Last September, EBR Schools hosted Day of Hope, a career fair created to help students explore options after high school. Other issues — such as sex, religion, and suicide — also were discussed.
Two mothers are suing along with their children, one of whom is still a minor. They filed a lawsuit this week seeking compensation for “severe mental anguish and distress” as a result of the school board’s event, which they called a bait and switch for a church service. In addition to traumatizing communications based on gender, they said the event led to the intimidation of nonbinary, transgender and LGBTQ+ students.
According to the suit, school board members advertised the event to parents as a college career fair with breakout sessions, guest speakers, free food and live music. Once students arrived, the guest speakers were pastors or religious figures.
When students, parents and volunteers arrived, according to the complaint, they realized the event was not as advertised and took the form of a Christian church service.
The suit alleges that Narcisse and Sterling “were engaged in a conspiracy to expose public school children to overtly sectarian and religious experiences directly through the East Baton Rouge School System and EBRSB, often without the knowledge or permission of the students’ parents or guardians” for years.
The plaintiffs allege that the event separated the students by gender, which was hostile toward transgender and nonbinary students. LGBTQ+ students reportedly were openly harassed with no consequences, and at times encouragement from, the adults nearby.
According to the suit, the boys competed in physical challenges for prize money. Girls, meanwhile, “were graphically lectured by pastors and other religious figures about virginity, rape, abuse, and suicide and were even told to ‘“’forgive’”’ their rapists and abusers.”
During the separated talks, students were reportedly left outside in extreme heat without enough to drink for everyone, per the lawsuit, and lunch wasn’t provided until students handed in a voter registration card.

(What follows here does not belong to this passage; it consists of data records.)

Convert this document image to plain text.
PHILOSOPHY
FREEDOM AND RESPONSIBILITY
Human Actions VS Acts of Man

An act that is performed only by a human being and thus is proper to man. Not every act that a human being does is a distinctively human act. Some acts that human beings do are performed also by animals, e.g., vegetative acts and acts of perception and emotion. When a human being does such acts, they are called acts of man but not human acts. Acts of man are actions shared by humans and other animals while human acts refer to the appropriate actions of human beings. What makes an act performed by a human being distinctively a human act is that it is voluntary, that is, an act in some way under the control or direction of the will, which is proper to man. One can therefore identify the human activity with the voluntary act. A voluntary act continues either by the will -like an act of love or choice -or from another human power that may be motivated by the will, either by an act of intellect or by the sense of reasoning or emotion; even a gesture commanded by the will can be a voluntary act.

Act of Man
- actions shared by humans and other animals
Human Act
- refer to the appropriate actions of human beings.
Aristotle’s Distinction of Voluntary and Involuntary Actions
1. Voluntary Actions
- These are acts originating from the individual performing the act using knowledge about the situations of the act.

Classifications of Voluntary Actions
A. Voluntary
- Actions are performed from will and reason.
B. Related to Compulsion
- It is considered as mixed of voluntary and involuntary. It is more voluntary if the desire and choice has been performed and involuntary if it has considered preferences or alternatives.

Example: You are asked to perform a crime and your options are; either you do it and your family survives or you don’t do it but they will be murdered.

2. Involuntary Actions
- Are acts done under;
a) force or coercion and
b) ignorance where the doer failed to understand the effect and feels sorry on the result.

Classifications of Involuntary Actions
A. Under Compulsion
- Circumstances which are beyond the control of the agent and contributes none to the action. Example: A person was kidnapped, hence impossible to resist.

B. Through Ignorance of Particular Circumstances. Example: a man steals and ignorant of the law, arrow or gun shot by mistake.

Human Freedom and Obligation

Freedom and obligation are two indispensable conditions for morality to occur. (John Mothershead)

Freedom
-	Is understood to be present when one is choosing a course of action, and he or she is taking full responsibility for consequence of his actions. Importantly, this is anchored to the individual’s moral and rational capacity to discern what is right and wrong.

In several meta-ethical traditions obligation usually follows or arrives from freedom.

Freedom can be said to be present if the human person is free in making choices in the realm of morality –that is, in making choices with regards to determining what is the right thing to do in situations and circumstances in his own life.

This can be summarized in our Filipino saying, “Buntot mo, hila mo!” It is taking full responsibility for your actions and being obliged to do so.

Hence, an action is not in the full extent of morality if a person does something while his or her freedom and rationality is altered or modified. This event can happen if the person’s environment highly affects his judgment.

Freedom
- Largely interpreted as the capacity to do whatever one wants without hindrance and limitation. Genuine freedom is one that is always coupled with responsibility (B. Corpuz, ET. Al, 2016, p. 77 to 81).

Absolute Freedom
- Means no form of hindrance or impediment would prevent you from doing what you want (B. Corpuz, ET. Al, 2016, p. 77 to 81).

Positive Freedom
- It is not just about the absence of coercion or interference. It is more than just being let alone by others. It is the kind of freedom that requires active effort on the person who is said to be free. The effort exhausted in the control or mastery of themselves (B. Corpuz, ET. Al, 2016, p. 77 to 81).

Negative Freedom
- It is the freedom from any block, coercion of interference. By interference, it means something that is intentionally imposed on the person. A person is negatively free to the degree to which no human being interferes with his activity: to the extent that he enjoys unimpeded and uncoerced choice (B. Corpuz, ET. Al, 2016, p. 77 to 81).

The event reportedly ended with an invitation for students to dedicate their lives to Jesus.
“The evidence collected through news reports and from students and parents affected by this event is plain and clear: you conspired with a local Christian church to fraudulently induce minors to attend a religious service where they were discriminated against based on their gender, subjected to harmful and inappropriate discussions and religious proselytizing, exposed to an environment that condoned bullying, and prevented from eating lunch unless they provided private information. You did this all under color of state law,” said attorney Evan Bergeron of Winston Bergeron Law Firm.
The East Baton Rouge School Board declined to comment on the pending litigation.
Those named as defendants in the lawsuit include:
- The entire East Baton Rouge School Board.
- EBRPSS Superintendent Sito Narcisse.
- EBRPSB President Dadrius Lanus.
- Michael Gaudet, District 7.
- Mark Bellue, District 1.
- Carla Powell, Vice President, District 3.
- Shasonnie Steward, District 4.
- Cliff Lewis, District 5.
- Nathan Rust, District 6.
- Patrick Martin, District 9.
- Katie Kennison, the former District 8 representative.
- Tramelle Howard, former board member.
- Dawn Collins, former board member.
- Evelyn Ware-Jackson, former board member.
- Jill Dyason, former board member.
- Connie Bernard, former board member.
- David Tatman, former board member.
- 29:11 Academy.
- Tremaine Sterling.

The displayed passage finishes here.